I bit my lip. I wasn’t that sure. My biological mother had helped us, it was true. But being a celestial body, she wasn’t like other mothers. Certainly nothing like my own warm Ma, who had adopted and then raised me on food and hugs and loving scoldings. My moon mother was the opposite: kind of aloof, cold, remote. As evil and involved as Sesha was in my life, the moon always seemed to hover above me, kind enough, but still always out of reach.
“What if I can’t find her?” I asked. “Or if she can’t help?”
“Don’t worry. Just let us know, Your Princess-ship, and we’ll come up with a new plan,” said Naya. “Send a gecko-gram.”
“A what?”
“It’s something I’ve been working on!” explained Naya, pulling out a notebook with a lot of hand-drawn diagrams in it. “Lizard-based communication! You see, their nervous systems are very primitive. But with this immunologic boost I’ve developed to their limbic system, and something I’m calling lizard-to-lizard twinning, they can recognize a limited number of sounds and relay them to each other.”
I stared at Naya’s notes, my mouth open. I couldn’t understand anything I was looking at, besides not really being able to follow what she was talking about. “You’ve invented lizard-powered cell phones?”
“Well, not exactly, but interestingly enough, some of the principles are similar,” Naya said. “I’ve also been developing an intergalactic communication device I’m calling chaa-chat. It uses the tannins in tea as a medium, and then translates sound waves through the saucer, but it’s not exactly functional quite yet. Still burning people’s mouths …”
I couldn’t help but be amazed. “I didn’t realize you were so into inventing stuff!”
I’d only just learned my fellow Parsippany sixth grader was from the Kingdom Beyond Seven Oceans and Thirteen Rivers, and also a rakkhoshi. But somehow, the idea that she was so into science seemed just as surprising. I’d always thought of Naya as good-hearted but kind of ding-batty. I mean, she was addicted to her cell phone, was always posting pictures on social media, and had even been a part of the flying fangirls group that crushed on Neel and called themselves the Neelkamalas.
“Why did you think I was so into cell phones?” Naya fixed one of the many ponytails on her head, adding, “Just because someone likes glitter lip gloss and selfie filters doesn’t mean they’re not scientifically minded.”

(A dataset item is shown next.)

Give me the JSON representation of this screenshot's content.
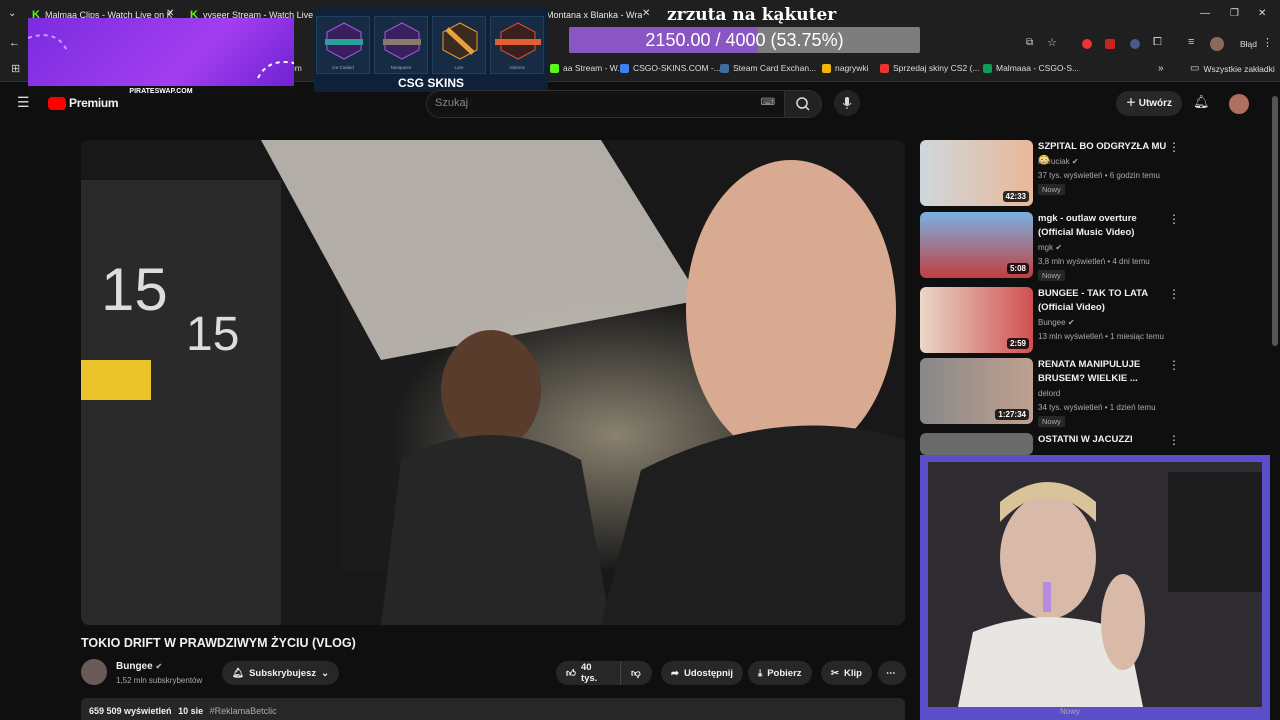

“Now that you’ve cleared all that up,” Mati interrupted, handing me a tiny lizard with a slithery tongue, “meet Tiktiki One.”
I tried not to shudder as the clammy animal scampered onto my hand, fixing its swively eyes on me. “Tiktiki? Isn’t that just the Bengali word for ‘gecko’? Doesn’t it have an actual name?”
Mati and Naya both gave me weird looks. Finally, Naya lowered her voice, like she didn’t want to hurt the animal’s feelings. “Your Highnosity, this is a lizard. Lizards don’t actually have names.”
I rolled my eyes, trying really hard not to freak out at the slimy feeling of Tiktiki One now walking up my arm. “All right, so how does this work?”
“Easy,” Naya said. “Just whisper to Tiktiki One any message you want to send, and then pull off its tail. It’ll scamper off probably for some peace while it transmits, but eventually, we’ll get the message through one of the geckos we’ll have with us.”
“Pull off its tail!” I exclaimed, staring at the slimy thing with its greenish skin, buggy eyes, and rubbery tail. “You’ve got to be kidding!”
“Every cellular communication device needs a send button!” Naya explained, as if pulling off a gecko’s tail was no big deal. “And these are special tiktikis! Their tails grow right back! Oh, and don’t worry if it takes a while for it to return; these geckos sometimes like to go on walkabout.”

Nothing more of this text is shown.